Teddy Roosevelt is one of the key presidents of our history. His importance is in re-balancing the natural abuses of the capitalist system run wild, in saving our natural resources, in fighting for the rights of women, minorities, and always in maintaining a strong national military power, which, like George Washington, he believed was the best defense. Teddy was also the greatest defender of the defenseless poor in our history. He was a guide to all the leaders who came after him to fulfilling the belief of Abraham Lincoln that human rights were more important than property rights.
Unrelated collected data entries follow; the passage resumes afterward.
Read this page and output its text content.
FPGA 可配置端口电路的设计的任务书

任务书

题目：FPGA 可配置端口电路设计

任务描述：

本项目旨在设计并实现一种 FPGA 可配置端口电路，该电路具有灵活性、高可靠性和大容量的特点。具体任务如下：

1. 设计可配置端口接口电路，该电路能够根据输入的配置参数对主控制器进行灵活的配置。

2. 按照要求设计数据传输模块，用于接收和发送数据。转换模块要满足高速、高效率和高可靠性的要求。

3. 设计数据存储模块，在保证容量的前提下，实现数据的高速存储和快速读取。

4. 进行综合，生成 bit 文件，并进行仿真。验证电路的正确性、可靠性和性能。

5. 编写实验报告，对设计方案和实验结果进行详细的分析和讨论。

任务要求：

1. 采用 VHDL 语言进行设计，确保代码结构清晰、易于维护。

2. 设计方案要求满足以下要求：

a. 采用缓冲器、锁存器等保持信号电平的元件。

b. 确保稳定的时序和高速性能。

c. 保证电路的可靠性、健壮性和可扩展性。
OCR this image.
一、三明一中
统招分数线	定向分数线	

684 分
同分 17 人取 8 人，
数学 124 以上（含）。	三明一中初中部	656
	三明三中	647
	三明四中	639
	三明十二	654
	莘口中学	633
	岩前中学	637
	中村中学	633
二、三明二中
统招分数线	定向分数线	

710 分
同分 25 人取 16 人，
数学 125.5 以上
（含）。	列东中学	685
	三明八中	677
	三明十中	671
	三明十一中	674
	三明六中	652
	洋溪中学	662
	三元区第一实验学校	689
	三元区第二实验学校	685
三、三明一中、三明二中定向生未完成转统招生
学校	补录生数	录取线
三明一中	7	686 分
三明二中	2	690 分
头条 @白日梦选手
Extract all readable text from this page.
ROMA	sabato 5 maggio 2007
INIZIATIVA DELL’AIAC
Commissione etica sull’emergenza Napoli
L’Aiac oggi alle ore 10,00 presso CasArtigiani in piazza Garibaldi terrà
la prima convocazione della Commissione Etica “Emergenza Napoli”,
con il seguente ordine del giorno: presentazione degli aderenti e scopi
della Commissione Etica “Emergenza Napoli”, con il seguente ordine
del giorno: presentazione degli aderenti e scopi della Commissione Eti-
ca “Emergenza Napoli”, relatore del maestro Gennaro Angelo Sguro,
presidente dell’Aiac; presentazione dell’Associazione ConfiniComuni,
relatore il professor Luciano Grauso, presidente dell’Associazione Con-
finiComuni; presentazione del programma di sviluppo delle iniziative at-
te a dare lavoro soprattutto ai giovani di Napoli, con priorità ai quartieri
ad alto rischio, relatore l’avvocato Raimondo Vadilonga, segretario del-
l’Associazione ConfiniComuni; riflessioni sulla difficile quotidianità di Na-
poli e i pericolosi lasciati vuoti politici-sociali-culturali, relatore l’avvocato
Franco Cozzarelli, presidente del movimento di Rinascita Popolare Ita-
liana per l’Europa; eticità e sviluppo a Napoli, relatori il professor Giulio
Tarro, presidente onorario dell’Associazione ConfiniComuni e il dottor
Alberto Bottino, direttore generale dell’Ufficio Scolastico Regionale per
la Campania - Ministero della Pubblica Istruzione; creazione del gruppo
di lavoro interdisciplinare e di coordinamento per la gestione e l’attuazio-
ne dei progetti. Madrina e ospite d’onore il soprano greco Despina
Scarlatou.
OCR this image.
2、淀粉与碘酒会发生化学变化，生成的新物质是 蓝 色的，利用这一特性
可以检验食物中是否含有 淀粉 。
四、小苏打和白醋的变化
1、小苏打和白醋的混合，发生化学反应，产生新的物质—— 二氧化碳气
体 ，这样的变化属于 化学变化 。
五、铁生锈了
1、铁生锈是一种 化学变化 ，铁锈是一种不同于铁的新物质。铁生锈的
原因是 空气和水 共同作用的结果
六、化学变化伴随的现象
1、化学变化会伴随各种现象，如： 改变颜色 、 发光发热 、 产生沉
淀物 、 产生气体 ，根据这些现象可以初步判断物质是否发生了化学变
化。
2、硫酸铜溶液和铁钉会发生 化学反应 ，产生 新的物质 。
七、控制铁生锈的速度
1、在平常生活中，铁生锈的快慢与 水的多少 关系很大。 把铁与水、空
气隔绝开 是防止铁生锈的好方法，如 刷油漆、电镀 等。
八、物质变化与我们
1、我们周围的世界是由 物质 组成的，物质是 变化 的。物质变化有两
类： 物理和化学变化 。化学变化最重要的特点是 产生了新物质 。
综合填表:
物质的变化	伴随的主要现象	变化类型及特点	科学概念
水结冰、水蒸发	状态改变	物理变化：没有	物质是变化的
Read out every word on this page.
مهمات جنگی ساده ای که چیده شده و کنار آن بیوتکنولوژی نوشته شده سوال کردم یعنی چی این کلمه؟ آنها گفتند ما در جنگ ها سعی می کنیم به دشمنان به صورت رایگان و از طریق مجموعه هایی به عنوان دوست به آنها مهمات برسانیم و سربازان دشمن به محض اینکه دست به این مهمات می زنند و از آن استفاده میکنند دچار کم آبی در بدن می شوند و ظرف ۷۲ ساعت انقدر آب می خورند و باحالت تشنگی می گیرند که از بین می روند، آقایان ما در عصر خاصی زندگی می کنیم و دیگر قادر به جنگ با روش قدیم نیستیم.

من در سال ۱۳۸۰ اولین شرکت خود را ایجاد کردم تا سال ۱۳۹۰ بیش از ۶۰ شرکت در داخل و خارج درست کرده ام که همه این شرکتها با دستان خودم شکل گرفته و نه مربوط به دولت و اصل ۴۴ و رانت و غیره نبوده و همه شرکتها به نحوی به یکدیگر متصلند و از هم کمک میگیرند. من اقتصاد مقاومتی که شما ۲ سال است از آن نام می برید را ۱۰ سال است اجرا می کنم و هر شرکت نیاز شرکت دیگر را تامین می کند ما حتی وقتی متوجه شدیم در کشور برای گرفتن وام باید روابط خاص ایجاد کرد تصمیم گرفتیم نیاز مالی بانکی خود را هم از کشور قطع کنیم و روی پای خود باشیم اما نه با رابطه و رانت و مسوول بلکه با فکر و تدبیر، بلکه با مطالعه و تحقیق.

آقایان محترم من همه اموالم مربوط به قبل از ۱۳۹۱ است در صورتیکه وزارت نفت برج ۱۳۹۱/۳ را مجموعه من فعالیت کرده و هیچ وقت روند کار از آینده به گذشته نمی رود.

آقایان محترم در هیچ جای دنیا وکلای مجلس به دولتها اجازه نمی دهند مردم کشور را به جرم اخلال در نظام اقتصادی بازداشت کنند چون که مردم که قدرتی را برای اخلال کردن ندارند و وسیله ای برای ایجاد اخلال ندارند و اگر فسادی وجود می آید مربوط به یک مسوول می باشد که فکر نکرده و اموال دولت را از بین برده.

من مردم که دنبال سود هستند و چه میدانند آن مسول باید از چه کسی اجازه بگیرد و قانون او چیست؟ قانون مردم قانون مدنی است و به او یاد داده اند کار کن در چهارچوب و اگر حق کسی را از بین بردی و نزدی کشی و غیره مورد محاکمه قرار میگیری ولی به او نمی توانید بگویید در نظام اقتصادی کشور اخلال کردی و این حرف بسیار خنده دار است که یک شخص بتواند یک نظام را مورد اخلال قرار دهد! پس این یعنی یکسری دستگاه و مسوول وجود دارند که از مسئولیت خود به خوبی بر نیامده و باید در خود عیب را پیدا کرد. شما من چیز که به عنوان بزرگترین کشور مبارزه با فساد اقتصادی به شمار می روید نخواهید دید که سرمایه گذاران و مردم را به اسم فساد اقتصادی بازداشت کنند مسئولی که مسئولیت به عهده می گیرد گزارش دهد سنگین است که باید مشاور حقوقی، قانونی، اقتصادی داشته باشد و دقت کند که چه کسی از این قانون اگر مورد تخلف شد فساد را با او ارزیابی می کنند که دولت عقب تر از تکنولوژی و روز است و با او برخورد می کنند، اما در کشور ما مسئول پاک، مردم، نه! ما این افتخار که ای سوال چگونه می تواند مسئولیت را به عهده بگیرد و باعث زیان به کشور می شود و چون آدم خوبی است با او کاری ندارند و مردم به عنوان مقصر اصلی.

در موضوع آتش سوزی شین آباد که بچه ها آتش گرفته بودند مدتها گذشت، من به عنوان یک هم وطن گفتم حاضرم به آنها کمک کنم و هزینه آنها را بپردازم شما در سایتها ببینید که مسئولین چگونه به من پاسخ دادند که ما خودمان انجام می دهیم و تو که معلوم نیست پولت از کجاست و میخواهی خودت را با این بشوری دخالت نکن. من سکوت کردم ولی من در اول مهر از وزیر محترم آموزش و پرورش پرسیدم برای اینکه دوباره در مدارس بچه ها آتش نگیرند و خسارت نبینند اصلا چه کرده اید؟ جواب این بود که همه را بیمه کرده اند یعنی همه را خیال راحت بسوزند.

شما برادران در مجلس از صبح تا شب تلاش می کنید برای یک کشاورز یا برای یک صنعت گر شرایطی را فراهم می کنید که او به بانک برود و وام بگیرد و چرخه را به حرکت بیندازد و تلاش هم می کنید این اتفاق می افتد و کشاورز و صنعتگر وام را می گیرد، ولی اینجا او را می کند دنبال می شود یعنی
Teddy, like Darrow later, took his inspiration from his father, who, he said, "was a great fighter, but he fought for his family first." Teddy fought for his family first. And his family included the whole nation. When Teddy's youngest son, Quentin, was shot down by "six or seven planes of the Hun" in the first world war, Teddy's heart was broken--not only by the loss, but by what Quentin had said to his brothers when he enlisted, at nineteen, "I suppose we must now practice what father preaches." Teddy's lifetime belief in the warrior life is challenged in this, as he relives his life during a political speech for his sister's husband in New York, and he departs from his prepared remarks to urge Americans to create a nation to which the young who offered their lives in sacrifice to defend, "will be proud to come home to", and which will match their dream of equality and justice. Teddy died at Sagamore Hill just five months after giving the speech in July 1919. He died of a broken heart. He was just sixty-one years old. But his life shines with robust fearless accomplishment and with great self-deprecating good humor and cheer. TEDDY, TONIGHT! is a grand and moving story about one of the very greatest of presidents, and men. A great American. (two hours excluding the possibility of a q and a session or a panel discussion on the issues of the play which is welcome)
HEMINGWAY
LYNDON
LYNDON is the story of an American tragedy. Lyndon Johnson, the greatest master of the Congress in our history, came to the presidency after the assassination of John F. Kennedy. His first term was occupied by fulfilling what Kennedy had begun before he was murdered. But Johnson went much further than Kennedy could ever have gone--because he had been the master of the Congress--he was able to get bills passed which the Kennedy forces would not have been able to do. Johnson proved himself to be a brilliant and disciplined liberal Democrat who created 200 pieces of domestic legislation for the American people--in childhood education, a widened and strengthened social network, primary help for the most distressed areas of American cities, voting rights, civil rights, and medical care for all citizens. His plan to create a Great Society was a magnificent dream. It is an astonishing record of great achievement. Then came Vietnam, a legacy of the Kennedy presidency which Johnson (a lover not a fighter by temperament) had to continue when he came into office--but which destroyed not only his presidency, but him personally. He died of a heart attack four years after giving up his office in 1968, just weeks after he had attended--against his cardiologist's express orders--a meeting with the leaders of the black coalitions fighting for their rights. He faced them, took responsibility, apologized for the slowness of progress, explained again the nature of participatory democracy, and urged them to keep fighting within the system to achieve their goal, and not to burn it all down. It was the last act of a great president. He also told some very funny--and apropos--jokes, which, as always, illustrated his points perfectly. He was a great man, a great American, and LYNDON tells that story graphically, hilariously, and furiously, and in his own words. (ninety minutes).